Carminho – Maria
(Warner Music Portugal 0190295509873. CD review by Peter Bacon)
A confession: I come to fado music with no understanding of Portuguese, wandering clueless, an ignoramus in a foreign and fascinating land. But somehow not understanding the words impinges little upon my enjoyment. I get the emotion, the mood, the art, the beauty, etc. In short, I bloody love it.
Carminho – well, you’d probably choose to shorten a name like Maria do Carmo Carvalho Rebelo de Andrade – is possibly the brightest young star in the firmament above Alfama. The daughter of a fadista, she established her place in the music at an early age. Her last album was Canta Tom Jobim, a brilliantly realised exercise of fado method upon Brazilian bossa nova content. On Maria she returns to base with 12 tracks of contemporary fado, half of which she had a hand in composing, either solo or in partnership.
The album opens with Carminho alone, the microphone close enough to pick up an inhalation. She sings with that full-blooded voice, vitally necessary if, back against a stone pillar in a hushed and expectant club of aficionados, one wishes to reach into the darkest corners of the room and the deepest recesses of a song’s emotions. It is a masterclass (mistressclass?) of tonal nuance, phrasing and timing.
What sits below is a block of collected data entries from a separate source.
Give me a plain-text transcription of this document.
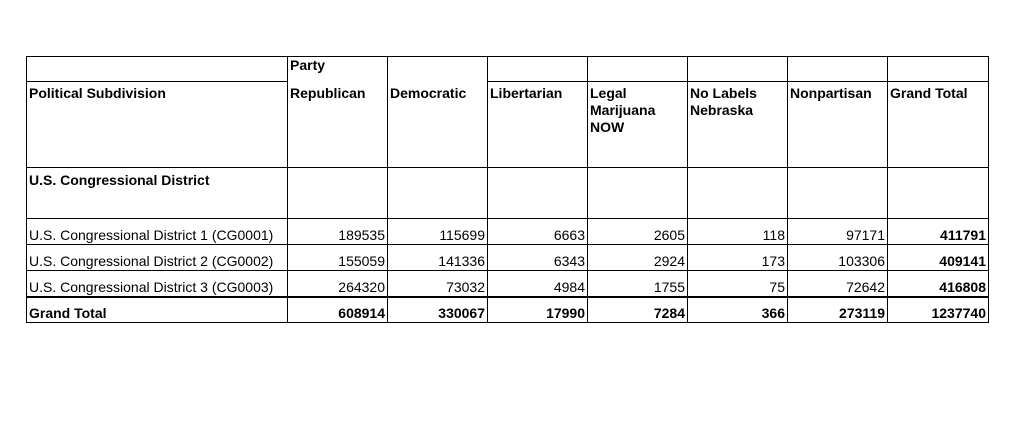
	Party						
Political Subdivision	Republican	Democratic	Libertarian	Legal Marijuana NOW	No Labels Nebraska	Nonpartisan	Grand Total
U.S. Congressional District							
U.S. Congressional District 1 (CG0001)	189535	115699	6663	2605	118	97171	411791
U.S. Congressional District 2 (CG0002)	155059	141336	6343	2924	173	103306	409141
U.S. Congressional District 3 (CG0003)	264320	73032	4984	1755	75	72642	416808
Grand Total	608914	330067	17990	7284	366	273119	1237740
A hugely impressive calling card.
The songs that follow have all those hallmarks of classic fado: the saudades, the heightening intensity of feeling, the ever-so-subtly slowing big finish. But there is a modern extension in the accompaniment, the Portuguese guitar – or viola de fado, as it is called in the all-Portuguese booklet – augmented here and there by electric guitar, piano and even pedal steel.
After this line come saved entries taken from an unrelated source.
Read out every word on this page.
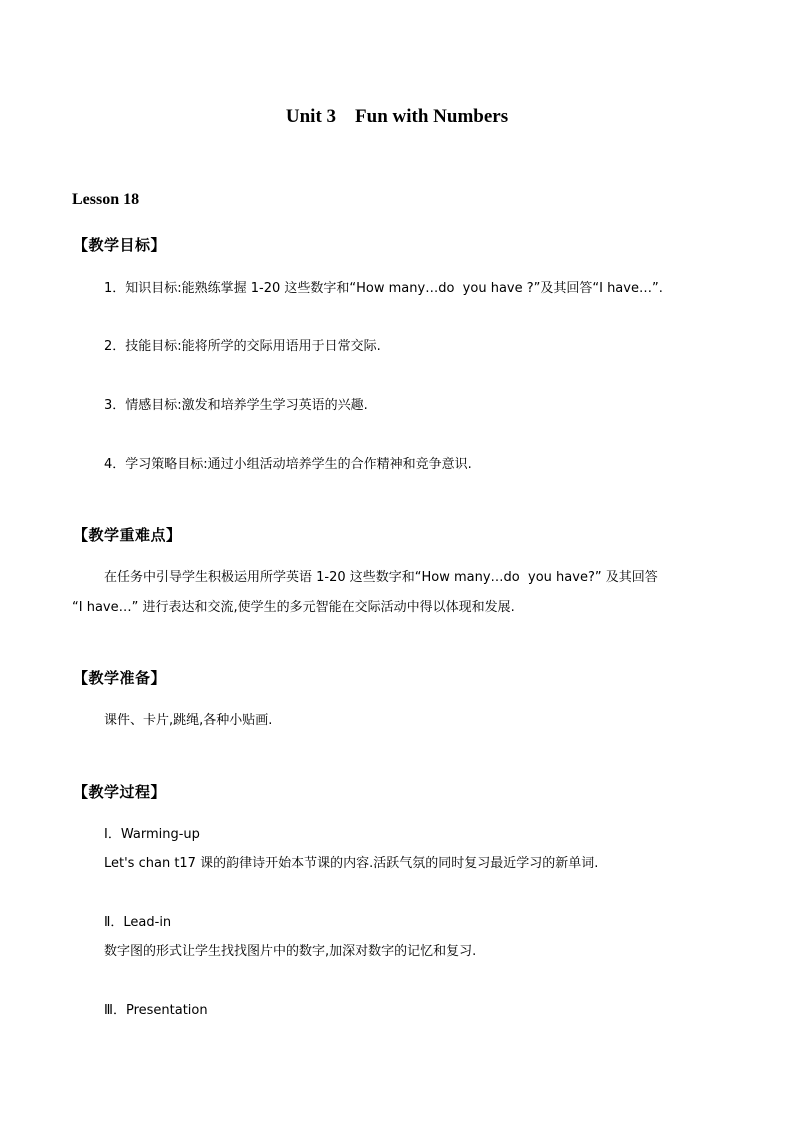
Unit 3    Fun with Numbers
Lesson 18
【教学目标】
1．知识目标:能熟练掌握 1-20 这些数字和“How many…do  you have ?”及其回答“I have…”.
2．技能目标:能将所学的交际用语用于日常交际.
3．情感目标:激发和培养学生学习英语的兴趣.
4．学习策略目标:通过小组活动培养学生的合作精神和竞争意识.
【教学重难点】
在任务中引导学生积极运用所学英语 1-20 这些数字和“How many…do  you have?” 及其回答
“I have…” 进行表达和交流,使学生的多元智能在交际活动中得以体现和发展.
【教学准备】
课件、卡片,跳绳,各种小贴画.
【教学过程】
Ⅰ．Warming-up
Let's chan t17 课的韵律诗开始本节课的内容.活跃气氛的同时复习最近学习的新单词.
Ⅱ．Lead-in
数字图的形式让学生找找图片中的数字,加深对数字的记忆和复习.
Ⅲ．Presentation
One particular highpoint is O Meninho e a Cidade, by Joanna Espadinha, which sets Carminho in full-throated form against guitars which seem to ebb and flow like the Tagus slapping the marble steps of the cais do colunas.
On her own composition Estrela the singer adopts a gentler, more breathy tone of great control and more restrained intimacy.
Like bluegrass, like classic rock ’n’ roll, the art of fado is to set one’s own stamp on its fairly rigid – and rigidly-policed by its most ardent fans – rules, to extend its possibilities while remaining true to its spirit and strictures. Carminho achieves that feat with great style.
A beautifully realised, remarkably varied yet uniformly gorgeous album.
Carminho is appearing at Ronnie Scott’s on 26 and 27 February but, alas, both dates are sold out.